Can Employers be Liable for Workplace Violence?

In an earlier post, we mentioned that due to workplace violence, Walmart is now facing two lawsuits due to the November 2022 shooting in one of their Virginia stores. In that incident, a long-time store employee, Andre Bing, shot and killed six other Walmart staffers and then killed himself.

The lawsuits are asking for a total of $50 million in compensation, and in this instance, the two parties bringing the suits have a reasonably strong case against the mega-retailer

That’s because Walmart’s own investigators and employees had concerns going back several years that Bing could be dangerous and cause harm to fellow staffers. Further, at least one Walmart employee had filed a formal complaint about Bing months before the shooting, claiming he was a danger to others.

Several staffers also expressed concerns to store managers that he was challenging to work with, abusive, strange (he thought the government was spying on him through fellow-staffer cell phones), and because he had expressed threats and threats of violence toward them.

Legal experts might say that Walmart was on notice of the potential risk and did not act with due diligence to mitigate that risk and ensure that their employees were safe and secure in the face of this potential danger.

While this case may have “legs,” in most legal situations, it is not always clear-cut how much liability an employer has when a shooting such as this — or any form of workplace violence — occurs. Complicating matters, different states have different laws regarding workplace violence, including how liable an employer is if and when such incidents occur.

However, it is generally believed that under the following conditions, an employee may sue and hold liable an employer for a workplace violence situation:

Workplace Violence and employer negligence.

According to OSHA, employers are legally obligated to keep their employees safe from “hazards,” which in this case was the actual shooting. Suppose the employer knows that a staffer might be violent and potentially harm other workers but takes no steps to prevent it. In that case, it potentially represents the lack of corrective action for known “hazards .” This is the basis of the lawsuits against Walmart.

The employer’s intentional conduct played a role in an injury, assault, or violence. For example, an employer tells an employee that someone “snitched” on them for taking something from the office or falsifying work hours. In this case, the employer knew or should have known that the shooter was a hazard to the workplace and did not mitigate it.

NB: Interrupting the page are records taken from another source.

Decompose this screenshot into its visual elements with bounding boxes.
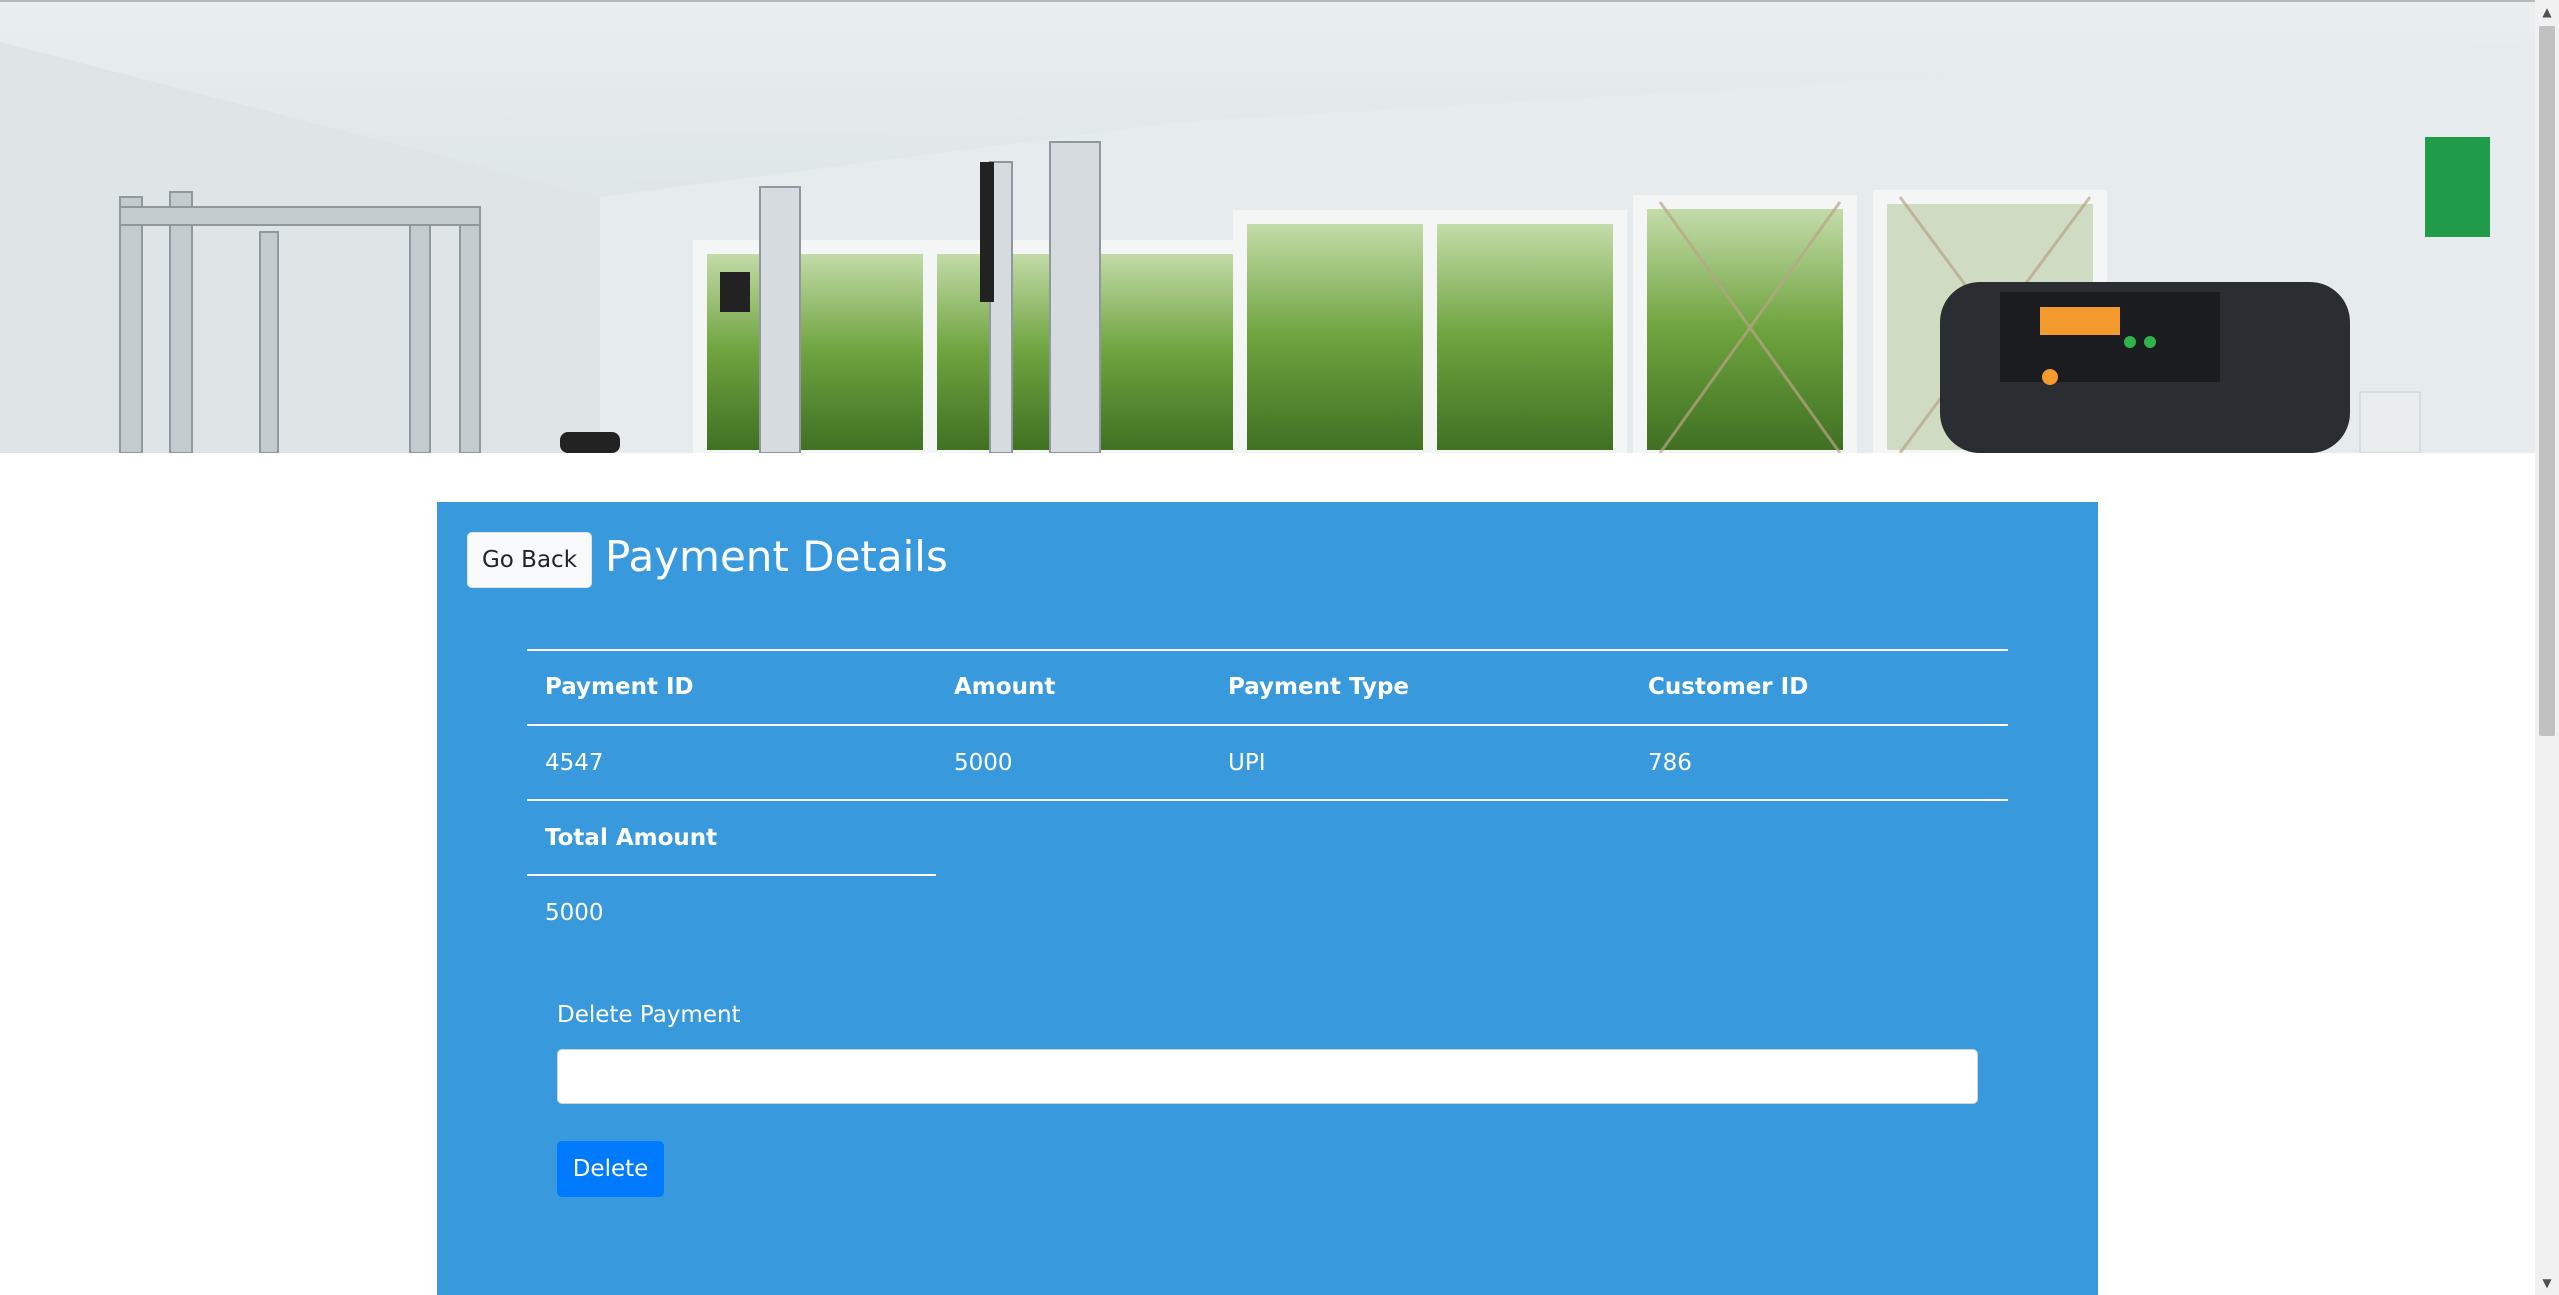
scroll-up-arrow-icon[interactable]: ▲ — [2535, 0, 2559, 24]
total-header-row: Total Amount — [527, 801, 2008, 875]
gym-photo — [0, 2, 2535, 453]
cell-payment-id: 4547 — [545, 750, 604, 776]
delete-button[interactable]: Delete — [557, 1141, 664, 1197]
total-amount-label: Total Amount — [545, 825, 718, 851]
table-header-row: Payment ID Amount Payment Type Customer … — [527, 650, 2008, 724]
page-title: Payment Details — [605, 532, 948, 581]
go-back-button[interactable]: Go Back — [467, 532, 592, 588]
total-value-row: 5000 — [527, 876, 2008, 950]
column-header-customer-id: Customer ID — [1648, 674, 1809, 700]
delete-payment-input[interactable] — [557, 1049, 1978, 1104]
column-header-payment-id: Payment ID — [545, 674, 694, 700]
payment-details-card: Go Back Payment Details Payment ID Amoun… — [437, 502, 2098, 1295]
scroll-down-arrow-icon[interactable]: ▼ — [2535, 1271, 2559, 1295]
column-header-payment-type: Payment Type — [1228, 674, 1410, 700]
delete-payment-label: Delete Payment — [557, 1002, 741, 1028]
cell-customer-id: 786 — [1648, 750, 1692, 776]
vertical-scrollbar[interactable]: ▲ ▼ — [2535, 0, 2559, 1295]
cell-payment-type: UPI — [1228, 750, 1266, 776]
cell-amount: 5000 — [954, 750, 1013, 776]
scrollbar-thumb[interactable] — [2539, 26, 2555, 736]
column-header-amount: Amount — [954, 674, 1056, 700]
hero-gym-image — [0, 0, 2535, 453]
table-row: 4547 5000 UPI 786 — [527, 726, 2008, 800]
page: ▲ ▼ Go Back Payment Details Payment ID A… — [0, 0, 2559, 1295]
total-amount-value: 5000 — [545, 900, 604, 926]
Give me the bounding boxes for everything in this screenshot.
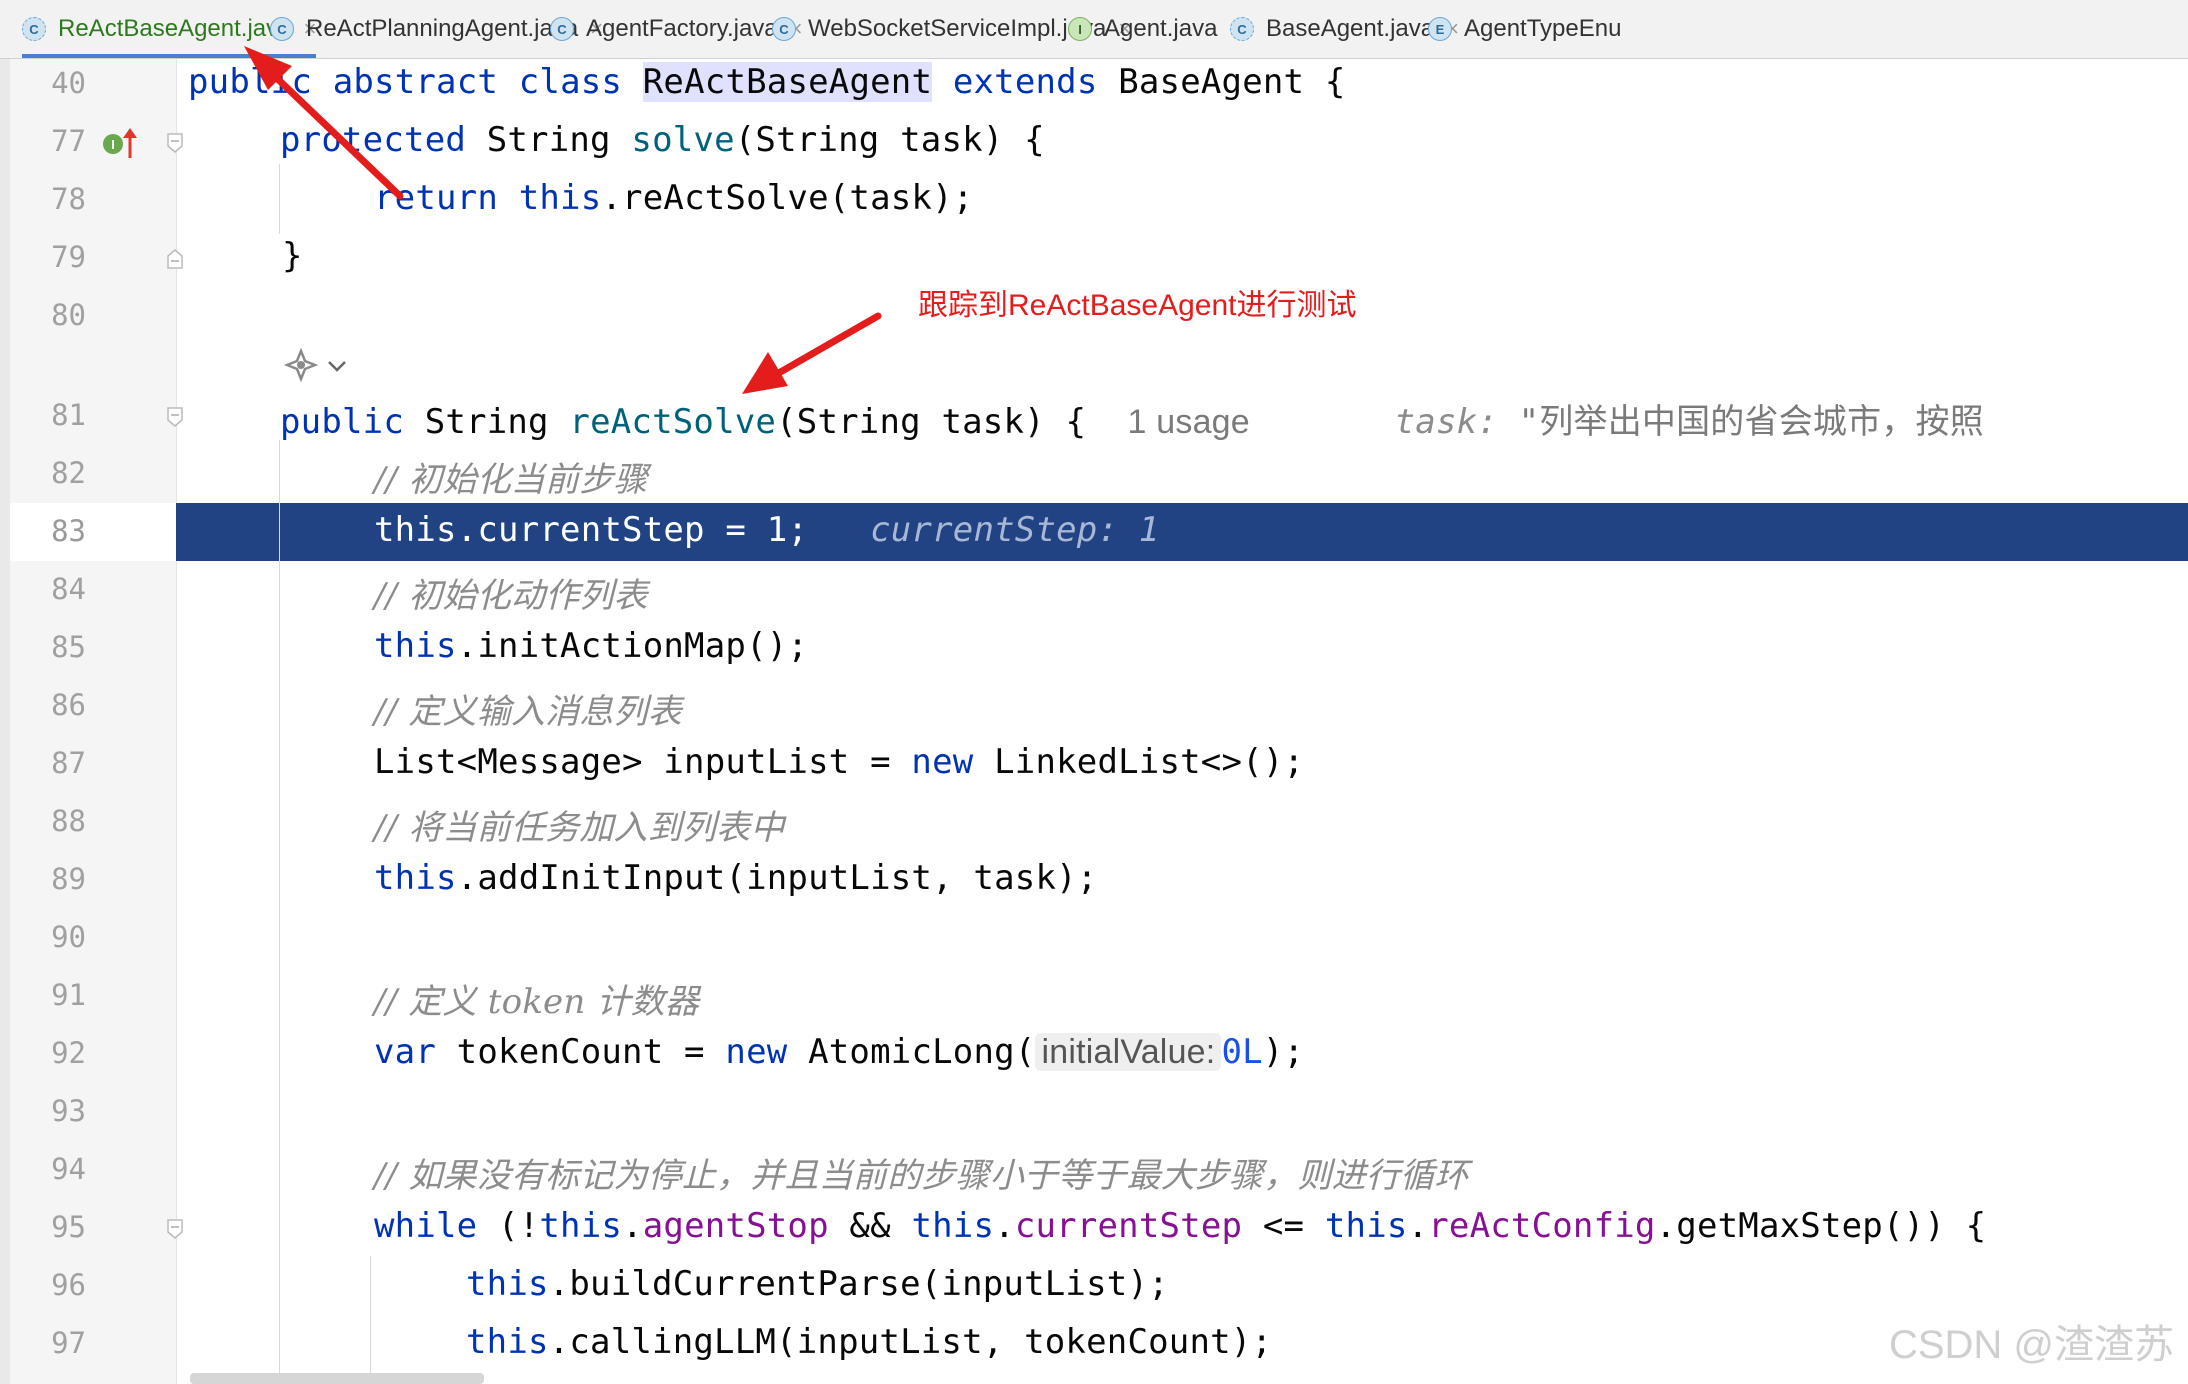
code-line-88: // 将当前任务加入到列表中 xyxy=(374,808,785,848)
line-number: 93 xyxy=(51,1094,86,1128)
line-number: 84 xyxy=(51,572,86,606)
debug-value-name: task: xyxy=(1394,402,1498,442)
class-abstract-icon: C xyxy=(22,17,46,41)
usage-hint[interactable]: 1 usage xyxy=(1128,403,1250,441)
line-number: 94 xyxy=(51,1152,86,1186)
indent-guide xyxy=(370,1256,371,1380)
debug-value: "列举出中国的省会城市，按照 xyxy=(1518,402,1984,442)
code-line-86: // 定义输入消息列表 xyxy=(374,692,682,732)
watermark: CSDN @渣渣苏 xyxy=(1888,1323,2174,1367)
fold-end-icon[interactable] xyxy=(166,248,184,270)
line-number: 88 xyxy=(51,804,86,838)
tab-label: ReActPlanningAgent.java xyxy=(306,15,579,42)
code-line-96: this.buildCurrentParse(inputList); xyxy=(466,1264,1169,1304)
line-number: 77 xyxy=(51,124,86,158)
class-icon: C xyxy=(270,17,294,41)
editor-tab-bar: C ReActBaseAgent.java × C ReActPlanningA… xyxy=(0,0,2188,59)
fold-icon[interactable] xyxy=(166,1218,184,1240)
code-line-91: // 定义 token 计数器 xyxy=(374,982,700,1022)
tab-label: ReActBaseAgent.java xyxy=(58,15,292,42)
code-line-82: // 初始化当前步骤 xyxy=(374,460,648,500)
indent-guide xyxy=(279,164,280,234)
class-abstract-icon: C xyxy=(1230,17,1254,41)
tab-agent[interactable]: I Agent.java × xyxy=(1068,0,1242,58)
line-number: 78 xyxy=(51,182,86,216)
line-number: 40 xyxy=(51,66,86,100)
parameter-hint: initialValue: xyxy=(1035,1033,1222,1071)
line-number: 95 xyxy=(51,1210,86,1244)
code-line-78: return this.reActSolve(task); xyxy=(374,178,974,218)
indent-guide xyxy=(279,440,280,1380)
tab-agent-type-enum[interactable]: E AgentTypeEnu xyxy=(1428,0,1621,58)
line-number: 79 xyxy=(51,240,86,274)
code-line-94: // 如果没有标记为停止，并且当前的步骤小于等于最大步骤，则进行循环 xyxy=(374,1156,1469,1196)
line-number: 81 xyxy=(51,398,86,432)
line-number: 82 xyxy=(51,456,86,490)
tab-label: BaseAgent.java xyxy=(1266,15,1435,42)
override-method-icon[interactable]: I xyxy=(100,126,140,162)
line-number: 90 xyxy=(51,920,86,954)
tab-base-agent[interactable]: C BaseAgent.java × xyxy=(1230,0,1459,58)
code-line-89: this.addInitInput(inputList, task); xyxy=(374,858,1098,898)
code-line-81: public String reActSolve(String task) { … xyxy=(280,402,1984,442)
code-line-83: this.currentStep = 1; currentStep: 1 xyxy=(374,510,1160,550)
code-line-85: this.initActionMap(); xyxy=(374,626,809,666)
enum-icon: E xyxy=(1428,17,1452,41)
fold-icon[interactable] xyxy=(166,132,184,154)
debug-value: currentStep: 1 xyxy=(870,510,1160,550)
horizontal-scrollbar[interactable] xyxy=(190,1373,484,1384)
line-number: 91 xyxy=(51,978,86,1012)
tab-label: WebSocketServiceImpl.java xyxy=(808,15,1107,42)
arrow-to-method xyxy=(742,312,882,394)
tab-label: AgentFactory.java xyxy=(586,15,778,42)
chevron-down-icon[interactable] xyxy=(326,356,348,376)
code-line-95: while (!this.agentStop && this.currentSt… xyxy=(374,1206,1987,1246)
code-line-77: protected String solve(String task) { xyxy=(280,120,1045,160)
code-line-40: public abstract class ReActBaseAgent ext… xyxy=(188,62,1346,102)
tab-agent-factory[interactable]: C AgentFactory.java × xyxy=(550,0,803,58)
line-number: 80 xyxy=(51,298,86,332)
class-icon: C xyxy=(550,17,574,41)
line-number: 92 xyxy=(51,1036,86,1070)
code-line-79: } xyxy=(282,236,303,276)
interface-icon: I xyxy=(1068,17,1092,41)
svg-text:I: I xyxy=(111,137,115,152)
ai-action-icon[interactable] xyxy=(284,348,318,382)
line-number: 97 xyxy=(51,1326,86,1360)
code-line-97: this.callingLLM(inputList, tokenCount); xyxy=(466,1322,1273,1362)
line-number: 89 xyxy=(51,862,86,896)
code-line-87: List<Message> inputList = new LinkedList… xyxy=(374,742,1305,782)
annotation-text: 跟踪到ReActBaseAgent进行测试 xyxy=(918,289,1357,322)
line-number: 96 xyxy=(51,1268,86,1302)
class-icon: C xyxy=(772,17,796,41)
code-line-92: var tokenCount = new AtomicLong(initialV… xyxy=(374,1032,1305,1072)
fold-icon[interactable] xyxy=(166,406,184,428)
line-number: 85 xyxy=(51,630,86,664)
code-line-84: // 初始化动作列表 xyxy=(374,576,648,616)
tab-label: Agent.java xyxy=(1104,15,1218,42)
line-number: 86 xyxy=(51,688,86,722)
tab-label: AgentTypeEnu xyxy=(1464,15,1622,42)
line-number: 87 xyxy=(51,746,86,780)
line-number-current: 83 xyxy=(51,514,86,548)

Not covered or denied workers’ compensation.

In some cases of workplace violence, the employer may deny worker’s compensation coverage to the victim, or an employer may not carry worker’s compensation. In such cases, the employee may have no choice but to bring a lawsuit asking for coverage.

Of these conditions, the first one — employer negligence — requires special attention, both for employers and their employees.

Suppose it can be shown that an employer has a history of tolerating or ignoring nonviolent but aggressive behavior in the workplace, which subsequently leads to violence, or someone being injured. In that case, the employer may be held liable. We should note that this aggressive behavior may come in different forms, including bullying, yelling, emotional abuse, and sexual assault, all of which the employer is aware of but allows.

Preventing Workplace Violence

Employers have an arsenal of tools they can use to help prevent workplace violence. The best of these tools is a workplace violence prevention and management program, which serves as a guide to respond to and mitigate workplace violence risk and manage reported incidents. 

A workplace violence prevention and management program starts with the company making a corporate decision not to tolerate it and provides guidance to include:

• Checking in with an employee who shows distress, agitation, or anger.

• Setting up a procedure where employees can anonymously report to employers if they observe another staffer exhibiting threatening or potentially violent behavior.

• Bringing in third-party facilitators to resolve conflicts in the workplace.

• Training managers, supervisors, and other staffers on how to deal with situations in which violence is threatened or occurs. The program should be referred to and followed closely whenever reports of threats or other potentially violent behavior by employees, vendors, or visitors occur or are reported.

  • Establishing and activating internal Threat Assessment Teams to conduct a threat assessment and manage the incident

Employers should also consider having a facility security assessment performed. This helps identify and resolve security gaps that could facilitate an attack. And adding a risk assessment that looks into risks and hazards to a facility and its staffers, including workplace violence.

Further, the employer must create and establish a workplace violence program, train all employees on workplace violence awareness, teach managers how to deal with and mitigate workplace violence, and, most importantly, know the warning signs of workplace violence. 

In virtually all cases, warning signs are evident. The problem is that they often only become apparent after violence.